Officials in Baku, Moscow or Yerevan have not commented on the matter.
Meanwhile, Davit Babayan, a de facto foreign minister of Nagorno-Karabakh, described as “information terrorism” reports made by Azerbaijani media about the transfer of military equipment to Nagorno-Karabakh through the Lachin corridor – a five-kilometer-wide strip of land that connects the region to Armenia and is controlled by Russian peacekeepers.
He claimed Azerbaijan may use it as a pretext for another provocation against the region’s ethnic Armenians in order “to undermine the agreement” regarding the Lachin corridor.
“First of all, [it is done] to intimidate people to show them that they [Azerbaijan] may block all flows along the corridor at any moment, including cargo and passenger traffic in order to paralyze Artsakh [Nagorno-Karabakh],” Babayan said.
“Naturally, no military equipment has been transported, because there are cameras, everything is under surveillance. This is not so, but they will periodically say such things, trying to resort to provocations. This is typical of Azerbaijan,” the Karabakh official added.
Official Baku has not commented on these accusations coming from Nagorno-Karabakh one week after a large rally in Stepanakert supporting the appeal of the region’s parliament to Russia for its continued military presence and “additional political and military mechanisms” to be put in place.
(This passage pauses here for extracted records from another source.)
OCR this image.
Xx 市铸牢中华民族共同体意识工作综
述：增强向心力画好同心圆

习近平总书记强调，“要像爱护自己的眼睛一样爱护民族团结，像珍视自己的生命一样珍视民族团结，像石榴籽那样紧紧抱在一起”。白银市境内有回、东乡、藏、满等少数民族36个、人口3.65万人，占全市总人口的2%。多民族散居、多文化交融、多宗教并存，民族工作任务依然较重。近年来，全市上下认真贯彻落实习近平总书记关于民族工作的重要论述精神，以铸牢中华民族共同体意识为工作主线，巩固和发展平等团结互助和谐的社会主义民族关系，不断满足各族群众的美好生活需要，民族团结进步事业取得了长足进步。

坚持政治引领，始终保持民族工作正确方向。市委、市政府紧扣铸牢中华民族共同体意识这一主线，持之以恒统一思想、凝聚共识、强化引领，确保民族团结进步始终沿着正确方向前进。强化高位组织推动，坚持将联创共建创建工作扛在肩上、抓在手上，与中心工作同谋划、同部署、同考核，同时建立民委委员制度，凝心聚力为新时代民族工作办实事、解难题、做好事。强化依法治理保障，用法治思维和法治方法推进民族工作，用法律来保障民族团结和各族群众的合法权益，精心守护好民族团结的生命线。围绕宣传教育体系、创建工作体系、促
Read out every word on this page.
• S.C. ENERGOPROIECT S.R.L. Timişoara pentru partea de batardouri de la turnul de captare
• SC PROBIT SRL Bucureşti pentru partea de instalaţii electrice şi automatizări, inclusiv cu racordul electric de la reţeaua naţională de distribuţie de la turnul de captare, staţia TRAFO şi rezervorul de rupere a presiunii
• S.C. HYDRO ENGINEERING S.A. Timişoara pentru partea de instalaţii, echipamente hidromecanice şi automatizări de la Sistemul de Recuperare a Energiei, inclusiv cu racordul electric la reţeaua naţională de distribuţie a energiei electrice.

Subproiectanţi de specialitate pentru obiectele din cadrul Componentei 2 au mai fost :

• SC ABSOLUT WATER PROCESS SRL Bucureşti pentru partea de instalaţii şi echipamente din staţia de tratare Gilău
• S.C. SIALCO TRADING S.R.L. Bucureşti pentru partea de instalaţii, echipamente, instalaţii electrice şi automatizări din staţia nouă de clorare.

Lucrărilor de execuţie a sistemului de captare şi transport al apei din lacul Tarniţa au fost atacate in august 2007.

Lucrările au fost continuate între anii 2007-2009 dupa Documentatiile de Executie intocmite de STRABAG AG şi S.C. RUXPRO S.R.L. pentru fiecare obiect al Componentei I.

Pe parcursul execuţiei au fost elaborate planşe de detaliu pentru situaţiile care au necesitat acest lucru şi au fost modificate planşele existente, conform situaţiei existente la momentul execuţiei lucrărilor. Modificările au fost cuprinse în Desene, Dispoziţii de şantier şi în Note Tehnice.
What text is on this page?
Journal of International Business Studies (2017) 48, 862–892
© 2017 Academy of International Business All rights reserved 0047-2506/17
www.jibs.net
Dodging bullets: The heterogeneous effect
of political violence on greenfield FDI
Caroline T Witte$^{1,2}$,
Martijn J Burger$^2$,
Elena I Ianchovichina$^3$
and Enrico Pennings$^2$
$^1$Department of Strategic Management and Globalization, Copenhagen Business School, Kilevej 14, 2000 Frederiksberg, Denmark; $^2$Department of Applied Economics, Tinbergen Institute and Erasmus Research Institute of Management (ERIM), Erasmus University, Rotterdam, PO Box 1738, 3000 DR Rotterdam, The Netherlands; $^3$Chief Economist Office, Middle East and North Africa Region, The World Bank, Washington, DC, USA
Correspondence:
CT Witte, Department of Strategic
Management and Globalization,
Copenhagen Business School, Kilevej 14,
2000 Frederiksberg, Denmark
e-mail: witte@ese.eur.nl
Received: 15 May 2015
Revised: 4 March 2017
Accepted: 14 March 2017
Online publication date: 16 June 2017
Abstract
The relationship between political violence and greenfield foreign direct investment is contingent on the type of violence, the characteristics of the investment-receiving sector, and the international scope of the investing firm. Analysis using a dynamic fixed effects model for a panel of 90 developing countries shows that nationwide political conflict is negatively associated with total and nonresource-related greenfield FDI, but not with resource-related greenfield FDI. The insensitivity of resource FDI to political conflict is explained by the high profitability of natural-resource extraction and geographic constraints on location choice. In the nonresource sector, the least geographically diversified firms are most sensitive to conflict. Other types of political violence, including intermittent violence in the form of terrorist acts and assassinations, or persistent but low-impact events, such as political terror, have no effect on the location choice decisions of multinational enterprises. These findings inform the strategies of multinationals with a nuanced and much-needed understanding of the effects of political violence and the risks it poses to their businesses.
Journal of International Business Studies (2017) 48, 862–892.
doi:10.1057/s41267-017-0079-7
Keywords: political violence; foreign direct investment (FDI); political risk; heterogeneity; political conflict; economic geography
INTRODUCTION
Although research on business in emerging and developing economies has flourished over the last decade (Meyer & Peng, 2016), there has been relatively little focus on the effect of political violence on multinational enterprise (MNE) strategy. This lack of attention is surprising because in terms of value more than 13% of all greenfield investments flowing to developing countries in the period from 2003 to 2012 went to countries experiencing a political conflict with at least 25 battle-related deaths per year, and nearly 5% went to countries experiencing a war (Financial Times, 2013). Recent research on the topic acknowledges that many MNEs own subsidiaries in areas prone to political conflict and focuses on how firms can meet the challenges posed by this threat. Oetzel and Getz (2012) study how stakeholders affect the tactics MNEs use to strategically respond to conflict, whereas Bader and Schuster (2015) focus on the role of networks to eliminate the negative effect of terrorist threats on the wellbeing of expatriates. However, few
The Karabakh lawmakers also demanded that Armenia’s government must be careful about recognizing Azerbaijan’s territorial integrity through a bilateral peace treaty that has been discussed by Yerevan and Baku in recent weeks.
Armenia and Azerbaijan have accused each other of ceasefire violations over the weekend along their tense border ahead of another round of talks between the two rivals.
The fresh tensions came as Armenian Foreign Minister Ararat Mirzoyan and his Azerbaijani counterpart, Jeyhun Bayramov, were set to meet in Washington on November 7 for peace talks hosted by U.S. Secretary of State Antony Blinken.